Wednesday 28 April 2010

Fruits of Lectio Divina - April 28


Today Holy Mother Church honours the merits of the great Saints Paul of the Cross and Louis-Marie de Monfort and begs for their most powerful intercession. The Epistle is taken from 1 Corinthians 1: 17-25:

A dichotomy is set up by the Apostle concerning the wisdom of God and the supposed wisdom of this passing world. The Cross of our Lord is mere folly for the scholars, intellectuals and the self-proclaimed wise, as who has ever heard of a crucified Messias?
The Old Testament states 'cursed is the man who hangs upon a tree', yet our Lord takes upon the curse, that is our death, the punishment of our first parent and redeems us through His most Precious Blood.
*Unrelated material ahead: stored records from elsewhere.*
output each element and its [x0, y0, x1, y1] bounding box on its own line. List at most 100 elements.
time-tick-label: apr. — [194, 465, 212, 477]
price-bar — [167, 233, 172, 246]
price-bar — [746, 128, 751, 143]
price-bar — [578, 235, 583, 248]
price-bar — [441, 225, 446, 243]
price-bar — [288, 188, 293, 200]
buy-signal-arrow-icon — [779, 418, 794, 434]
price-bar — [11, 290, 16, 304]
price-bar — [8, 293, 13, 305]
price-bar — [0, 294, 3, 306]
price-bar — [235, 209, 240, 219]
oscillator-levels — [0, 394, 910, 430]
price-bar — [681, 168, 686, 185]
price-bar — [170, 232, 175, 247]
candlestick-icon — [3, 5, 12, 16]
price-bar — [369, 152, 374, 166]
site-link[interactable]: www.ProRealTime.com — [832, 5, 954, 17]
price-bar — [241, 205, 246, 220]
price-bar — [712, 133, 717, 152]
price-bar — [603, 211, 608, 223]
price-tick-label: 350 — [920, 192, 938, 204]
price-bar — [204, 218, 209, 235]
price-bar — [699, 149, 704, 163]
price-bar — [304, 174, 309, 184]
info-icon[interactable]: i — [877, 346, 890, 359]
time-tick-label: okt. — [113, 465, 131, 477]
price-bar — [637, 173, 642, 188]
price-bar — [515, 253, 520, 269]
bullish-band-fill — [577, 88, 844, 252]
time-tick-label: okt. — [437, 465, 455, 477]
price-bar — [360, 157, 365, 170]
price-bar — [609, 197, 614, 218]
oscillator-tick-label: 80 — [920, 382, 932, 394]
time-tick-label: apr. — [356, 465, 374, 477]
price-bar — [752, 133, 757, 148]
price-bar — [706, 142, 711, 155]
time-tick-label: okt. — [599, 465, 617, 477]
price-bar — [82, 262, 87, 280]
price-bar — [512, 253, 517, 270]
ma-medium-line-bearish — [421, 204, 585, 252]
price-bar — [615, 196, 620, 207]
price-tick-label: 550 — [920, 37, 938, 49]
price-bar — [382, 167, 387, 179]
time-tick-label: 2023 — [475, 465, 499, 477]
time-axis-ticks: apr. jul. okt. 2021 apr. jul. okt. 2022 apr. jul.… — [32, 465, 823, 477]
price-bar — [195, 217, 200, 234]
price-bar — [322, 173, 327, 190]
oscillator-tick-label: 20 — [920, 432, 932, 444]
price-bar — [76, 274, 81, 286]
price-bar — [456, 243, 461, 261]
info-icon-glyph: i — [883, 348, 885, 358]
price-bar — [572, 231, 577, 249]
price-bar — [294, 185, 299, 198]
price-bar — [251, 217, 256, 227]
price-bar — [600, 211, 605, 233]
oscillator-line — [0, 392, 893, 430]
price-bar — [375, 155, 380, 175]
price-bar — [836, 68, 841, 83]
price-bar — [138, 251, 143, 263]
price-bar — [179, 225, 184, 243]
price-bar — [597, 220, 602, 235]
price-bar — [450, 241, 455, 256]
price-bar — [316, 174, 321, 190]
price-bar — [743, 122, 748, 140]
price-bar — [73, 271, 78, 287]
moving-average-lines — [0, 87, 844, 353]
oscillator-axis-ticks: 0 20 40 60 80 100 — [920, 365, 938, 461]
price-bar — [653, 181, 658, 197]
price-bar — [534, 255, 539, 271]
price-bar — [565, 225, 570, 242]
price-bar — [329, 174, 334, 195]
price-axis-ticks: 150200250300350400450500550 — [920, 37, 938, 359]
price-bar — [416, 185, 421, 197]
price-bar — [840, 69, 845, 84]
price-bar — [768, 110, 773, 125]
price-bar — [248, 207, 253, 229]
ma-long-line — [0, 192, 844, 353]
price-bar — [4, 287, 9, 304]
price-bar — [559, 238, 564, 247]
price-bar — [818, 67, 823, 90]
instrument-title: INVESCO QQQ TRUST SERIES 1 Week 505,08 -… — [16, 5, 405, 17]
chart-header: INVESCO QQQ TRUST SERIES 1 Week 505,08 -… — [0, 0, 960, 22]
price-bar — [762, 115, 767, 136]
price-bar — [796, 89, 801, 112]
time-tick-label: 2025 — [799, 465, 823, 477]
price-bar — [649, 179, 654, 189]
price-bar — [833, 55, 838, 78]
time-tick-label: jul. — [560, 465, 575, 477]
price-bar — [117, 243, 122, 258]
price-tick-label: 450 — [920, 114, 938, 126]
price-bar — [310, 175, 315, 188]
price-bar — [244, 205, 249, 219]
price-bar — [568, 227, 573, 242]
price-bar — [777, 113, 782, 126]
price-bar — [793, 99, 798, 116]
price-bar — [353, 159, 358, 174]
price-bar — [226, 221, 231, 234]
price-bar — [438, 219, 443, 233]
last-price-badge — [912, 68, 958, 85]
Is death not a failure? Is it not the triumph of darkness over the human person who wishes to preserve himself? However, our Lord's perfect act of satisfaction confounds all categories of simple human thinking, classification and systematization. The ineffable Word of the Father sets aside the glory according to His Divine nature, takes on the form of a servant is beholded by men in the flesh.
Only those with the eye and mind of faith can accept this act of divine condescension. The image of the Crucified One is a folly of great treasure, whose worth is hidden to those who look only with eyes of flesh. On the other hand we must walk by faith and not by sight, as we have been called from all eternity from the lump of perdition (mass perditionis) deserving of punishment, to be holy and blameless before Him.
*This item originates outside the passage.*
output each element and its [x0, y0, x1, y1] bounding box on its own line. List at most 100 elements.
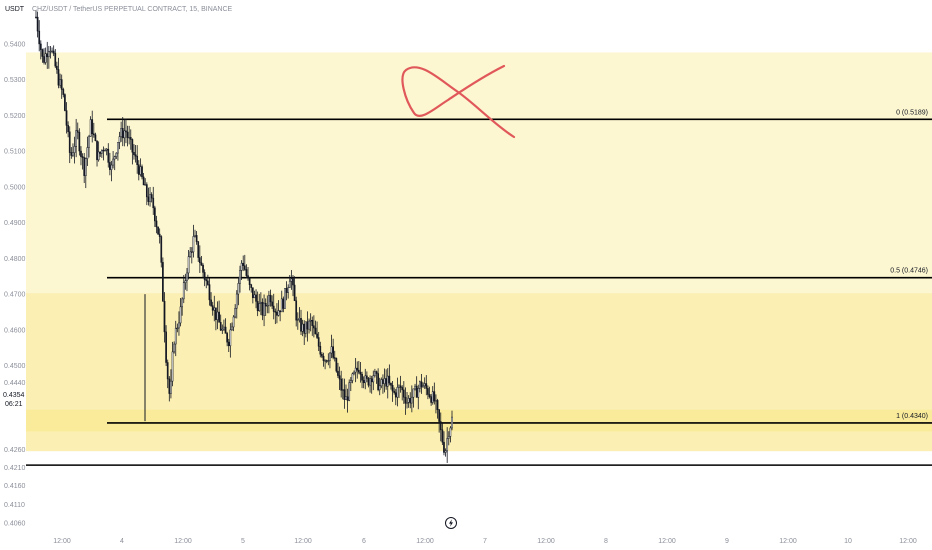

Anyone can be persuaded to adopt any kind of position. One can be convinced to become a Communist, a vegetarian, a teetotaller, yet it is only by the operation of the Holy Spirit that a creature of wrath by nature can cry out 'Abba, Father' and trust in the Cross of the Living One. Such is an encounter with a Person, an event, not an abstract system of thought. The Apostle shows this when he says that he was sent by the Lord to preach the Good News, 'not in wisdom of speech, lest the cross of Christ should be made void'. He put forward no display of oratory or philosophy, but preached with clarity and a virtuous life the mystery of divine love. This call to love, which forms our being, carries us out of Egypt, leaving behind the givens and norms of sinful society into an union through grace.
Such a reality defies human thought and must be embraced in silence with reverence and awe.